Además sus raíces y follaje interceptan el agua de lluvia, ralentizando el escurrimiento y facilitando la absorción hacia las napas subterráneas.

También reduce la contaminación acústica ya que ramas, hojas y troncos dispersan y amortiguan los ruidos molestos del tránsito.

Proporcionan refugio y alimento para aves e insectos, enriqueciendo la fauna local y está comprobado que reducen los niveles de estrés de los habitantes, fomentando un entorno más agradable.

La UNNOBA elaboró un censo de las especies arbóreas de Junín para tener un material a mano que permita entre otras cosas su cuidado

¿Y SI CONSULTAN A LOS QUE SABEN?

Nuestra ciudad tiene precisamente excelsos profesionales que podrían ser consultados para mejorar las técnicas de poda y tener un conocimiento acabado de cómo mejorar la situación a favor de todos los juninenses.

El año pasado, con el objetivo de ofrecer una solución informática accesible, que permita dinamizar la protección del arbolado en toda la Provincia, profesionales bonaerenses con financiamiento de la Comisión de Investigaciones Científicas (CIC) se encuentran desarrollando un sistema informático abierto y gratuito para gestores municipales de bosques urbanos.

En el equipo de trabajo confluyen profesionales de la informática, las ciencias agronómicas y las forestales, e involucra al Instituto de Investigación y Transferencia en Tecnología (ITT) y al Laboratorio de Ensayos de Materiales y Estructuras (LEMEJ) ambos pertenecientes a la Universidad Nacional del Noroeste de la Provincia de Buenos Aires (UNNOBA) y asociados a la CIC. De hecho expertos de la UNNOBA llevaron adelante un profuso censo de las especies arbóreas de Junín, para tener un material a mano que permita entre otras cosas su cuidado.

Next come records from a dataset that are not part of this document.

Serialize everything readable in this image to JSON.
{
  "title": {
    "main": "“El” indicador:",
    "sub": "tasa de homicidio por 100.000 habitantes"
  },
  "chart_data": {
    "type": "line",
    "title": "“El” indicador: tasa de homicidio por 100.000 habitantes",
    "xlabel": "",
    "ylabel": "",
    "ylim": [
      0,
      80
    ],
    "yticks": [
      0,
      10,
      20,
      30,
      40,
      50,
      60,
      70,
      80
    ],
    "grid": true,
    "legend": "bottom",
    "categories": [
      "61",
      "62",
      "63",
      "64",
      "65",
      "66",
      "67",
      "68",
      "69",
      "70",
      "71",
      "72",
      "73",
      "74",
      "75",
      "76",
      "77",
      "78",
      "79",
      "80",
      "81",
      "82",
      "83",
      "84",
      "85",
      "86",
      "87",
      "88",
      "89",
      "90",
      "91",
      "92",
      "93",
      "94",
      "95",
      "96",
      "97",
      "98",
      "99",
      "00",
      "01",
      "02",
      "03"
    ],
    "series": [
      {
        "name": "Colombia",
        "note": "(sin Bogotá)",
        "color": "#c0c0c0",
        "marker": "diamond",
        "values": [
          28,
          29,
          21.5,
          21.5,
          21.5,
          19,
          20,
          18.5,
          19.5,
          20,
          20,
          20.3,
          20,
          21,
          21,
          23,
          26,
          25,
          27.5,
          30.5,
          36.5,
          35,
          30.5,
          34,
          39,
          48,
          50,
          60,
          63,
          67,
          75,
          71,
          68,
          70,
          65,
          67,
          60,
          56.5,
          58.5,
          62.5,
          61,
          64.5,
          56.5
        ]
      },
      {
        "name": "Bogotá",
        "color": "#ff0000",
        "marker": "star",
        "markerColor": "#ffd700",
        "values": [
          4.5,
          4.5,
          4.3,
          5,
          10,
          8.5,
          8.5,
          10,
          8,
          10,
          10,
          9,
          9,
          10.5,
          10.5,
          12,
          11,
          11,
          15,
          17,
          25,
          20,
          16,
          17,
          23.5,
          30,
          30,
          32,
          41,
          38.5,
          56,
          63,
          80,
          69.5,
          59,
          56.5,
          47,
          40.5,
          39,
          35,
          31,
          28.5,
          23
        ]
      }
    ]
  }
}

“La verdad es que en general, en la mayoría de los municipios, al arbolado urbano no se le da la importancia o la atención necesaria, hasta que viene una tormenta y se caen siete árboles arriba de un auto o de una casa”, graficó la doctora en Ciencias Agrarias y Forestales Ana Clara Cobas, una de las investigadoras de la UNNOBA que intervino en el proyecto dado a conocer en 2025.

La gestión del arbolado tiene su marco normativo en la Ley Provincial 12.276, que entre otras cosas le exige a los municipios realizar un censo y un plan regulador. Ante las limitaciones de distinto tipo que suelen surgir en las comunas, si bien hay herramientas informáticas que podrían agilizar los relevamientos de campo y el procesamiento de los datos, el problema es que esas aplicaciones suelen ser costosas, rígidas, estar en idioma inglés o requerir conocimientos técnicos específicos.

En conclusión, la poda irracional no es una solución, es un síntoma de un sistema que ignora sus propias reglas. Cuando el árbol se trata como un estorbo que debe encogerse, en lugar de un activo que debe gestionarse, el resultado es una ciudad más gris y menos segura.

La solución no reside en nuevos manuales —ya los tenemos—, sino en la capacitación real de quienes operan en campo y en la exigencia ciudadana de cuidar ese patrimonio natural que, una vez mutilado, tarda años, y a veces décadas, en intentar recuperar su equilibrio.